Bei Optionstarifen darf der Versicherte den Auszahlungszeitpunkt in den letzten fünf Jahren frei wählen. Und die Dauer der Beitragszahlung und die Laufzeit der Police müssen nicht mehr unbedingt übereinstimmen. Die mit viel Publicity gestarteten Nichtraucherpolicen dagegen sind meist Mogelpackungen: Auch Raucher können ihr Leben meist billiger versichern als bei diesen Anbietern – zum Beispiel bei einem Direktversicherer.
Kritik an der Kapital-Lebensversicherung
Keine Angabe des genauen Sparanteils. Die zu zahlende Prämie für die Kapital-Lebensversicherung teilt sich in den Verwaltungsanteil, den Risikoanteil für den Todesfallschutz und den Sparanteil, der verzinslich angelegt wird. Die jeweiligen Anteile werden also nicht offengelegt. Damit kann der Versicherte nur ahnen, welcher Anteil zur Kapitalanlage genutzt wird. Die Rendite der Kapital-Lebensversicherung ist daher nur schwer zu beurteilen. Der
Assekuranz-Marktforschungsdienst Map-Report hat im Frühjahr 2 000 erstmals den Schleier gelüftet. Ergebnis: Die vorgerechneten Gewinnzahlen, ausgedrückt in der Ablaufleistung, liegen nicht selten unter den bei Vertragsabschluss vorgerechneten Prognosewerten. Ursache dafür sind vor allem im Laufe der Zeit reduzierte Gewinnbeteiligungen, aber auch satte Kostenanteile für Vertrieb und Verwaltung. Im günstigsten Fall gehen 70 Prozent der Prämie auf das Konto für die Altersvorsorge (Sparanteil), im schlechtesten Fall nur 55 Prozent.

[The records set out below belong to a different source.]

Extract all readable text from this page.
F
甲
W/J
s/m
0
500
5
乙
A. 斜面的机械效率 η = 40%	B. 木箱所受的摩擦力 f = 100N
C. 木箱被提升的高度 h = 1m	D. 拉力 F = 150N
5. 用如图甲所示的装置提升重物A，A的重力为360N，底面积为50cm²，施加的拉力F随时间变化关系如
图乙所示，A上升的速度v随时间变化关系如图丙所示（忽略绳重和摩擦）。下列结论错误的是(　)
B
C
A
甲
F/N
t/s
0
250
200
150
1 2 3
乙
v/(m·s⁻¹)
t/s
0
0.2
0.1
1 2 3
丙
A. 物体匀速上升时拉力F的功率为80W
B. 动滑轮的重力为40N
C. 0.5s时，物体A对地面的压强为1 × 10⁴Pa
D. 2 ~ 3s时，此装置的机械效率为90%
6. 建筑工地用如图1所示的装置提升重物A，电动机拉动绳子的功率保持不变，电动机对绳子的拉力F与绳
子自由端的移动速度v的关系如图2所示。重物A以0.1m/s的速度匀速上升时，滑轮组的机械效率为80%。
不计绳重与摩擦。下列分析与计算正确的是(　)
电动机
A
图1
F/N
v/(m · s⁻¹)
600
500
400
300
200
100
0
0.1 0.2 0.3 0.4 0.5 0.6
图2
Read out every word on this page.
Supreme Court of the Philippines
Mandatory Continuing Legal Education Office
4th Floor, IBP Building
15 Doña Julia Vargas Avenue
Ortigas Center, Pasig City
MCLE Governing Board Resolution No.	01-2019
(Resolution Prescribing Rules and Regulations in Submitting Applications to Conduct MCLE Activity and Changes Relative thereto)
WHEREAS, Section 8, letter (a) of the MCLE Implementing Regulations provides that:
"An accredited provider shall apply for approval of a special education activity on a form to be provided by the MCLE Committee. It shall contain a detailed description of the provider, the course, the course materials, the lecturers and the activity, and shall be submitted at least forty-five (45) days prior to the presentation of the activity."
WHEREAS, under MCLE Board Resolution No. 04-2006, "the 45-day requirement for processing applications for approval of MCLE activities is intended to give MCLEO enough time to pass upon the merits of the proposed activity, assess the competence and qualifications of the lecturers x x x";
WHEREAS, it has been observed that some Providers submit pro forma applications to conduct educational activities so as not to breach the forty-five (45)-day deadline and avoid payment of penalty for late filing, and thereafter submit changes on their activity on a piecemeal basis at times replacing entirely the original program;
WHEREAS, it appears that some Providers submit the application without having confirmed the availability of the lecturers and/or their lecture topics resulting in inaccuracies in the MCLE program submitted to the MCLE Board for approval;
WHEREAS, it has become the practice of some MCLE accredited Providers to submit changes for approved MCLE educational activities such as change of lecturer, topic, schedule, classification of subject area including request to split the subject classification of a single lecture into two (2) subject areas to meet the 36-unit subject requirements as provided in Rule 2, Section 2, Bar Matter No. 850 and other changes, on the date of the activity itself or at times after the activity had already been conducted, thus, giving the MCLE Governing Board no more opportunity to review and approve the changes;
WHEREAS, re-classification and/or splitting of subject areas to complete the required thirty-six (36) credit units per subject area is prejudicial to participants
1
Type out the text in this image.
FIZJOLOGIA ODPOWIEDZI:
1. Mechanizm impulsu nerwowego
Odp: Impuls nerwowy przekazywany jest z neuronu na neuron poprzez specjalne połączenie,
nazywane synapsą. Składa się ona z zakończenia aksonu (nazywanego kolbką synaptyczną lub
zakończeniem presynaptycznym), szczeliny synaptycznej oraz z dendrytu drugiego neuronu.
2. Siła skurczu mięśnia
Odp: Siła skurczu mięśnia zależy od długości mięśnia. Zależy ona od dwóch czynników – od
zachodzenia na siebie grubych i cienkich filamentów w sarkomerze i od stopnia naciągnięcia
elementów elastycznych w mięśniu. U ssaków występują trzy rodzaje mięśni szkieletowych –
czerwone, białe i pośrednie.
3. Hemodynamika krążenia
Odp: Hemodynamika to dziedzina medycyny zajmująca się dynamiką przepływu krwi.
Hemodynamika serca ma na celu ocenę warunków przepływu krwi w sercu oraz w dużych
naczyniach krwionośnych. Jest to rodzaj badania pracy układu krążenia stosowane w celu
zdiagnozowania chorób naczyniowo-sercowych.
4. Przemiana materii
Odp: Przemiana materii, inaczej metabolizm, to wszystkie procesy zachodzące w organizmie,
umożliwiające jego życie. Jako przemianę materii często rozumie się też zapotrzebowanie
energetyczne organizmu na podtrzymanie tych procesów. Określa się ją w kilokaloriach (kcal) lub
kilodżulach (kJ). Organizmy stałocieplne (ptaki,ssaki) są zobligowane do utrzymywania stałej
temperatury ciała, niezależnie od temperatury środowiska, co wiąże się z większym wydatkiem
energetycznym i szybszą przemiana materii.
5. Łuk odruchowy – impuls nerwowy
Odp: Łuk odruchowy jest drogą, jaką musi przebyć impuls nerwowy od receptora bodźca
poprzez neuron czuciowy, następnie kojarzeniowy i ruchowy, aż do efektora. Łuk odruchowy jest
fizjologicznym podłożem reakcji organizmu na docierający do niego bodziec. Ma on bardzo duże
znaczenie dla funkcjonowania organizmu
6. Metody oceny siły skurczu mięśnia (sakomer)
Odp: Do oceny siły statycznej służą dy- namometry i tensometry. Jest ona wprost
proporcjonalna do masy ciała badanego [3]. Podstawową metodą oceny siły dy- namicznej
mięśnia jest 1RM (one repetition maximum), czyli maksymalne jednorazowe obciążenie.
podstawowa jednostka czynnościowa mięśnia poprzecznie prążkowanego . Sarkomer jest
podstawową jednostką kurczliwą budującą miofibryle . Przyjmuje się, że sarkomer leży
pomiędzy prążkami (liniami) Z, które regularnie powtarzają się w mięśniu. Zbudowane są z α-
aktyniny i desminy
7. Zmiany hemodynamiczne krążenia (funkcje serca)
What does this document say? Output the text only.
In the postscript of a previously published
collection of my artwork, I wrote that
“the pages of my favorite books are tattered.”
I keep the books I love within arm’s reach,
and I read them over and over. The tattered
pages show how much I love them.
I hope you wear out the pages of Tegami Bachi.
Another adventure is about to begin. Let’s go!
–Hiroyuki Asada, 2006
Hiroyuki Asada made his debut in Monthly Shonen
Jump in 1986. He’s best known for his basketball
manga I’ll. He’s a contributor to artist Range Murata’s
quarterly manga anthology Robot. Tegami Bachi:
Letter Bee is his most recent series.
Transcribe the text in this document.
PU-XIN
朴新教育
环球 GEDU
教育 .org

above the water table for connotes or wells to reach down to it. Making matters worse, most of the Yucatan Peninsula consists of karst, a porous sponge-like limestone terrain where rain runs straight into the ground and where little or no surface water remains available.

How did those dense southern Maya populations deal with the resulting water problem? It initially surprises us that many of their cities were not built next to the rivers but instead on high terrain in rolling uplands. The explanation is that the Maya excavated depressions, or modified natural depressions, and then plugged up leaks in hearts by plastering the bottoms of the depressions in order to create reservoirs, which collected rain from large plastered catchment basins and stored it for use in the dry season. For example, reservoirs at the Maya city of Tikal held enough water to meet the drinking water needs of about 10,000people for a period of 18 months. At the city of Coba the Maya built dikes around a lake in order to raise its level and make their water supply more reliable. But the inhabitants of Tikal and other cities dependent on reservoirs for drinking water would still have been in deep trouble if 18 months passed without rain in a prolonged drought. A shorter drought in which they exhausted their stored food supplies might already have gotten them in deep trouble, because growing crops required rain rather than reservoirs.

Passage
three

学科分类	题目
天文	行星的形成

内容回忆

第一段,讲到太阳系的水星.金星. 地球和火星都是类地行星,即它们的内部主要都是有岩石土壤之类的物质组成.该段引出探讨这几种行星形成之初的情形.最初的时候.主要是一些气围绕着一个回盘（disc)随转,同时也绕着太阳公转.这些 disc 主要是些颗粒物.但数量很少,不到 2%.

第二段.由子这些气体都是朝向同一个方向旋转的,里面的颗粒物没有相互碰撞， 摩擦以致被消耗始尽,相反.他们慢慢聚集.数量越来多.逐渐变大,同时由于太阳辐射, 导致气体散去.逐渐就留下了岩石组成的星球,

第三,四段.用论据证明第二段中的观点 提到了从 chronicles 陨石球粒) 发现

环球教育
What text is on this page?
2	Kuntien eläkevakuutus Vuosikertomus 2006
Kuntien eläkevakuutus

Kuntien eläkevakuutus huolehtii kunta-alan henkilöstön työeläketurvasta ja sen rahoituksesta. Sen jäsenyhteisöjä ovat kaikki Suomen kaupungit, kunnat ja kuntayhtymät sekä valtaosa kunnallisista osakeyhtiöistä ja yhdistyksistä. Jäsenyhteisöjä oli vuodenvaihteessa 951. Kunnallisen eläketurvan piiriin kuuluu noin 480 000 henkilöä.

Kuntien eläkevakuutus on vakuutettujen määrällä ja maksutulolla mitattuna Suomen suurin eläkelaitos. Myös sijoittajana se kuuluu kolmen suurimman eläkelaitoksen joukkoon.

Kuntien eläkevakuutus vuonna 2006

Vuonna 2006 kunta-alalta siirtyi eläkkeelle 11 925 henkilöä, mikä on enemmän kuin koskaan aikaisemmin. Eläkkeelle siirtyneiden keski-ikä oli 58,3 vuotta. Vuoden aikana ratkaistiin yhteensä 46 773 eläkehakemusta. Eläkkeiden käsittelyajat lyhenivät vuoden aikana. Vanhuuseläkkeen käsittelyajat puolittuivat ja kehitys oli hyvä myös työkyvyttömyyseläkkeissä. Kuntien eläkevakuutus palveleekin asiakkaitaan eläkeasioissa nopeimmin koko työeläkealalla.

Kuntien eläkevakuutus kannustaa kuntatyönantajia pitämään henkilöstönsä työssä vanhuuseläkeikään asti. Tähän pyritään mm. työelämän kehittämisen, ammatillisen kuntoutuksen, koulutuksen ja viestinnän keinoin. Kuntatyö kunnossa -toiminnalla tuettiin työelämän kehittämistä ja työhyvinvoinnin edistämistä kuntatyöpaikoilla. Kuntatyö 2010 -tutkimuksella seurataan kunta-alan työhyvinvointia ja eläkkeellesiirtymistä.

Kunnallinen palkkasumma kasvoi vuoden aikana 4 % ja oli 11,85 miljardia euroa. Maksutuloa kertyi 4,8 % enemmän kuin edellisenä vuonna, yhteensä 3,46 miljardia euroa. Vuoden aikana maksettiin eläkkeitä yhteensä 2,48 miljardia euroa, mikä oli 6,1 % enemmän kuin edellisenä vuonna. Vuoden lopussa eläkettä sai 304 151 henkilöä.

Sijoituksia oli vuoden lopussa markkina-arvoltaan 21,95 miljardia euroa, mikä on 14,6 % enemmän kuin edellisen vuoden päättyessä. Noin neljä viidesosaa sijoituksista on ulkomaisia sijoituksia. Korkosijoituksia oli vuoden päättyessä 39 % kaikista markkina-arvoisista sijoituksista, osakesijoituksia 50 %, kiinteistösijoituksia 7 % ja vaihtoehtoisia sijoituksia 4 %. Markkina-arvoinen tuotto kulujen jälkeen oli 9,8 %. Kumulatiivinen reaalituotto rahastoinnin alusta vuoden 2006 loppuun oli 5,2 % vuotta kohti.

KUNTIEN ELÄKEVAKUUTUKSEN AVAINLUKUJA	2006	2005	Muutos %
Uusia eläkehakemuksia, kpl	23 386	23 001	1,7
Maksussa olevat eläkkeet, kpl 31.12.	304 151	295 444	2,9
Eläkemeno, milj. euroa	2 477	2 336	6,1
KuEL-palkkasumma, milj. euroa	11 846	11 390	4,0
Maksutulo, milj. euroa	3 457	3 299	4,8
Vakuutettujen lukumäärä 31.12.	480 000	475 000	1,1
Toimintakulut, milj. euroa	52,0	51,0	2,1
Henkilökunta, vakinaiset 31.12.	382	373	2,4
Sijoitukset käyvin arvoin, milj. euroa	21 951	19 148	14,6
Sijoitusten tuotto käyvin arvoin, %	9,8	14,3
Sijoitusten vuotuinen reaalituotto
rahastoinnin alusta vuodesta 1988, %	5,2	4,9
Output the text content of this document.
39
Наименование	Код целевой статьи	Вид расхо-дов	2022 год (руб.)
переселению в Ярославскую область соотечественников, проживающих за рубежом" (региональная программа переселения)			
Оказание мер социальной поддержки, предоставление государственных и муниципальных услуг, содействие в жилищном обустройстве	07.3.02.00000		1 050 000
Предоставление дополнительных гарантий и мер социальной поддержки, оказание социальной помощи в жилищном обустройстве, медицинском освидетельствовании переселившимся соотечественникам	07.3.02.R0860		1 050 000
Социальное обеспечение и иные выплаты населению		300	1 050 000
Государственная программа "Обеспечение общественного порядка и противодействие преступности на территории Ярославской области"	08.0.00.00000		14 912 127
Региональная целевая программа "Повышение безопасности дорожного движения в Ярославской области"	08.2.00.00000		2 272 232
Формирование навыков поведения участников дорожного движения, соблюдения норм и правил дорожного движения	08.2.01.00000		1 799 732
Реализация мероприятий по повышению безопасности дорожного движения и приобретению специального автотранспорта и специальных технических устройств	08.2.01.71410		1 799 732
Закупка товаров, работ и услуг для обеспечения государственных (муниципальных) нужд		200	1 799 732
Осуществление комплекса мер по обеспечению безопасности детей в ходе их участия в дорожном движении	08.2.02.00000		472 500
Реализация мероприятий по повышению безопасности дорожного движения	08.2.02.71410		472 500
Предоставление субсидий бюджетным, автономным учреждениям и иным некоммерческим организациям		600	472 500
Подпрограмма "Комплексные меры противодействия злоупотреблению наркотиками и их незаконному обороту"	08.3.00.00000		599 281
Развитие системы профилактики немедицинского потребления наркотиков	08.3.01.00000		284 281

Kein Wettbewerb über die Beiträge. Das Bundesaufsichtsamt hat verbindliche Vorschriften für die Beitragskalkulation entworfen. Dadurch wird das Beitragsniveau der Lebensversicherer weitgehend untereinander angeglichen. Die Kalkulation ist äußerst vorsichtig mit niedrigem Rechnungszins, Sterbetafeln mit zu hoher Sterblichkeit und damit zu hohen Risikoprämien und üppigen Kostenzuschlägen. Ziel ist die Sicherung der dauernden Erfüllbarkeit der Verträge, auf Deutsch: dass der Versicherer am Ende der Laufzeit oder im Todesfall auch zahlt. Die Folge ist, dass kein Wettbewerb über die Beiträge stattfindet. Statt dessen soll er über die Überschussbeteiligung zustande kommen, denn die Beitragskalkulation führt wegen der höheren tatsächlichen Vermögensrendite, günstigeren Sterblichkeit und niedrigeren Verwaltungskosten zwangsläufig zu Überschüssen. Für die Wahl eines Versicherers muss daher die Gewinn- und Überschussbeteiligung entscheidend sein.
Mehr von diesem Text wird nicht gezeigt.